UK: Olympic Spirit Rings Out Across Royal Navy

Olympic Spirit Rings Out Across Royal Navy

As excitement grows ahead of the Olympic Games Royal Navy ships and establishments have rung their Ship’s Bells in a cultural event.

From naval bases across the UK to HMS Diamond in the Middle East, sailors took part in the ‘All the Bells’ Cultural Olympiad project by ringing them for three minutes exactly.

The event started at 8.12 am across Britain to mark the first day of the Games. The Royal Navy and the Royal Fleet Auxiliary took part with RFA Mounts Bay in Portland, HMS Bulwark in Weymouth Bay, HMS Ocean in Greenwich and the submarine HMS Vigilant in Scotland.

RFA Mounts Bay Communications rating Sophie Pickford, 21, from Lincoln was thrilled to be representing her Service, having joined only two years ago after many years supporting her local Sea cadet Unit in Lincoln. Sophie was selected from the volunteers by Captain Kevin Rimell, the Commanding Officer of RFA Mounts Bay.

“It feels great to be part of something so big,” said Engineering Technician (Marine Engineering) Dale Sleeman, who was asked to ring the bell in recognition of the contribution he has made to Royal Navy rugby.

“We’ve been in London for a few weeks now, and there’s a fantastic atmosphere, everyone’s getting really excited.”

Down in Dartmouth in Devon the event continued at Britannia Royal Navy training college (BRNC).
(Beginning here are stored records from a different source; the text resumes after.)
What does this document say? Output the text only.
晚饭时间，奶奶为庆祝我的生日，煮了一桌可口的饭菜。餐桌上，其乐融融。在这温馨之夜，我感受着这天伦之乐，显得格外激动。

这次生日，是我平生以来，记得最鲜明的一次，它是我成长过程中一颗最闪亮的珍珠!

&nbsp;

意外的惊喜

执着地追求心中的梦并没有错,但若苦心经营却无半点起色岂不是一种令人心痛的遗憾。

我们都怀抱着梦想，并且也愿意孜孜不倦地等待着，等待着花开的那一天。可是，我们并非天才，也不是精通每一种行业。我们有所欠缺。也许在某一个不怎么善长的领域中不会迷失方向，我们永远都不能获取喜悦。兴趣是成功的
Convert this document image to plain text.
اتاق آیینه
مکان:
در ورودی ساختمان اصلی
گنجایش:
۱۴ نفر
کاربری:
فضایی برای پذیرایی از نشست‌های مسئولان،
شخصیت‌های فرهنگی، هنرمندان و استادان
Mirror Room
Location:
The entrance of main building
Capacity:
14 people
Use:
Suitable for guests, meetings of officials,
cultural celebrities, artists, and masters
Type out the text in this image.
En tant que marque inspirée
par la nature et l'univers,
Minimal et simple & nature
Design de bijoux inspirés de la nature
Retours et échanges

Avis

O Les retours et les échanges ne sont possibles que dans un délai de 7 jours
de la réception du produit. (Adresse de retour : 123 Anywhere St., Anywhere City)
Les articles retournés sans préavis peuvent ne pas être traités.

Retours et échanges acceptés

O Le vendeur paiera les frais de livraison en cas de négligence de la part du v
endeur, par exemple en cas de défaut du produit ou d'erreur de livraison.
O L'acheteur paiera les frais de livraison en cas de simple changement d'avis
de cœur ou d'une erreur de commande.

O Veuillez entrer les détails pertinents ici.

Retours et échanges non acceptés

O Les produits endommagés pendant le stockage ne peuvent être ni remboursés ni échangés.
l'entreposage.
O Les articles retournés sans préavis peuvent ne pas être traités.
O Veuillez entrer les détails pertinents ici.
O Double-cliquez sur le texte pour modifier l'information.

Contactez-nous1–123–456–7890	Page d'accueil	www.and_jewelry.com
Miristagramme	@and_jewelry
Sub Lieutenant Nicola Williams rang the ship’s bell on the College parade ground, while Reverend Andrew Hillier and civilian staff member Paula Franklin rang the chapel bell.

The chapel bell rope was presented to the College in 2000 by Eddie Smale, a worker from Sandquay. He used the colours of the Olympic rings to represent the Sydney games that year.

Sub Lieutenant Williams said:

“With so many Naval Personnel committed to supporting the Olympics it was nice for me to play a small part here at BRNC – ding dong.”

In a break from tradition sailors from the Royal Navy frigate HMS Somerset joined Somerset’s County Cricket Club Captain Marcus Trescothick at his home ground to join the national celebration. As HMS Somerset is currently undertaking a major planned maintenance package the ship was unable to ring her bell.

However Somerset County Cricket Club (closely affiliated to HMS Somerset) also have one of the Ship’s Bell in pride of place at their ground. Representatives from the Ship, alongside former England star Trescothick, rang the bell.

Meanwhile in the same county bells rang out at the Fleet Air Arm Memorial Church in Yeovilton village, St Augustine’s the Air Station church, and HMS Heron ship’s bell were all rung non-stop for three minutes.

n Portsmouth HMS Edinburgh, HMS Illustrious, HMS Nelson and HMS Victory took part. Captain Martin Connell, HMS Illustrious’ Commanding Officer, said:

“I am very pleased that HMS Illustrious has been able to play a part in marking the start of the Olympic and Paralympic Games.

“All of us on board, along with the rest of the nation, have been looking forward to welcoming this great sporting event to Britain. I am sure that the next few weeks will produce many memorable moments of sporting history.”

Over in HMS Collingwood in Fareham Engineering Technician (Weapon Engineer) Jake Byford, 18, from Redditch was selected to ring the ship’s bell with Commanding Officer, Commodore Mike Mansergh as he is one of the youngest trainees an the establishment. He said:

“It was an honour to be selected to take part in the bell ringing ceremony, which heralded the beginning of the first day of the London 2012 Olympics.

“The hosting of the Olympics is a momentous occasion for our country and to be part of it, no matter how small, is an amazing and humbling experience.”

The All the Bells event is a London 2012 Festival commission project offered everyone in the country the opportunity to be part of a work by a Turner Prize-winning artist Martin Creed. Individuals, communities or organisations took part by ringing any kind of bell for three minutes – from tower bells to hand bells, bicycle bells and doorbells.

The ceremony of “All the Bells” echoes a long British tradition with bells being rung to celebrate historical events. Two examples of which were the Queen’s Coronation in 1953 and the end of the Second World War in 1945.